Lo scrittore Lawrence ne rimase così colpito da dedicargli un capitolo dell’opera ‘Mare e Sardegna’ (1924): Sorgono si erge nel centro dell’Isola, a 700 metri d’altezza sul versante occidentale del Gennargentu, attorniato da boschi di conifere, lecci, roverelle, castagni, noccioli e macchia mediterranea, popolati da mufloni, cervi, daini (nella riserva di santu Loisu) e sorvolati da aquila reale e falco pellegrino. Il borgo, di mille e 700 abitanti, è centro nodale del Mandrolisai, la più sud-occidentale delle Barbagie, luogo di radicate tradizioni e incroci linguistici: vi si parla il sardo ‘di mezzo’. Il territorio offre paesaggi montani granitici scolpiti dal vento e panorami suggestivi sull’altopiano di Iscalas, a Serra Longa e nelle foreste di monte Littu e di Uatzo, attraversata da sentieri di trekking e dalla ferrovia del Trenino verde, che ha la sua stazione capolinea in paese.
Da circa 50 sorgenti nelle pareti rocciose del territorio sgorga acqua ‘salutare’: spiccano le fonti di Perda ‘e Mantza e Erriu de Sauccu. I monti si alternano a morbide colline coltivate a cereali e vitigni di cannonau, monica e bovale da cui deriva il mandrolisai. A ottobre il famoso vino è protagonista, insieme ai piatti tradizionali, tra cui la gustosa zuppa di lampazzu, durante la festa de sa Innenna, che fa parte del circuito di Autunno in Barbagia.

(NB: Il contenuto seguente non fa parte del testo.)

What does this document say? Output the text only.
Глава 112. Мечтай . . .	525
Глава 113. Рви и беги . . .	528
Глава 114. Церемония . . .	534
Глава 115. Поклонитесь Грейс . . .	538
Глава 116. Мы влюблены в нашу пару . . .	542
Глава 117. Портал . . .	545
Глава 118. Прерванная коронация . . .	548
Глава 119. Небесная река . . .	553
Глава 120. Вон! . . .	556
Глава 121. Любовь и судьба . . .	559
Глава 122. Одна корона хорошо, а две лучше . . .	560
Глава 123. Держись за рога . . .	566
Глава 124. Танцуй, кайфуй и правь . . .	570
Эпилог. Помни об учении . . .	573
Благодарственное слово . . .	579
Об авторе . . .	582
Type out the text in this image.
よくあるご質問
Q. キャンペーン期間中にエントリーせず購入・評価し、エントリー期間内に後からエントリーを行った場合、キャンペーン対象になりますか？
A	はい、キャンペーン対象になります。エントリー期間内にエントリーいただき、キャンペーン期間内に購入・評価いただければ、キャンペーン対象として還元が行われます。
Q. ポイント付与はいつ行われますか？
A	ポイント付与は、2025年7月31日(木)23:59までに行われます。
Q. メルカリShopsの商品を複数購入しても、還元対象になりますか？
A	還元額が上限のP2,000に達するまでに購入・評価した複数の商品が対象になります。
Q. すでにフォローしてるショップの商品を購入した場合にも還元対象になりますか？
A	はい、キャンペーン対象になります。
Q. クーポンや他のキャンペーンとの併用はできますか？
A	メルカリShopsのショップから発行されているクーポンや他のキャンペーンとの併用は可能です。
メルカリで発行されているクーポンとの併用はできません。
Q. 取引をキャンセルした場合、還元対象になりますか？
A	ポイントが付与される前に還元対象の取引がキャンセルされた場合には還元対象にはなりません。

Le prime notizie del paese sono del 1180. Fu poi ‘signoria utile’ durante la dominazione aragonese, di cui restano tracce nell’architettura del centro storico, fatto di case in pietra in intricate stradine. Risaltano la seicentesca casa Carta e la casa-museo Serra con antichissimi arredi. L’arte di intaglio e incisione è espressa dal museo del legno. L’esposizione è allestita in un edificio con giardino, al centro del quale c’è la seicentesca artistica Funtana Lei. Di forme tardogotiche era anche la parrocchiale di santa Maria Assunta, costruita nel XVI secolo e poi modificata. Gli altri edifici di culto sono fuori dal borgo: Nostra Signora d’Itria, a circa mille metri in sa Pala ‘e Cresia, San Giacomo, in origine chiesa del villaggio abbandonato di Spasulé, e il santuario di san Mauro, formato da chiesa tardogotica e muristenes (alloggi per pellegrini e fedeli durante la festa di fine maggio) e circondato da alberi secolari sulle pendici del monte Lisai. È uno dei luoghi di culto simbolo della Sardegna. La chiesa, del 1574, è lunga 30 metri e larga nove: sulla facciata in trachite grigia occhieggia un rosone gotico, di gran lunga il più grande dell’Isola. All’esterno noterai la stele della vicina tomba di Giganti di Funtana Morta, sepoltura collegata al protonuraghe Talei, che sorge a poche centinaia di metri. Un’altra ventina di nuraghi, tra cui Orrubiu, Calamaera e Lò, altre dieci tombe di Giganti e il villaggio di Ruinacchesos documentano l’età del Bronzo. La grande attrattiva archeologica è il parco archeologico di Biru ‘e Concas, dove risiede una delle più straordinarie concentrazioni di menhir del Mediterraneo, circa 200, tra protoantropomorfi, antropomorfi e statue-menhir, databili tra 3200 e 1800 a.C., circondati da una muraglia che forse delimitava l’area sacra. Ovunque, passeggiando nel parco, vedrai sculture preistoriche, sole o disposte in coppie, triadi, circoli e allineamenti (anche di venti pietre monumentali). Alla stesso periodo risalgono le domus de Janas di Perdonigheddu e Santu Loisu.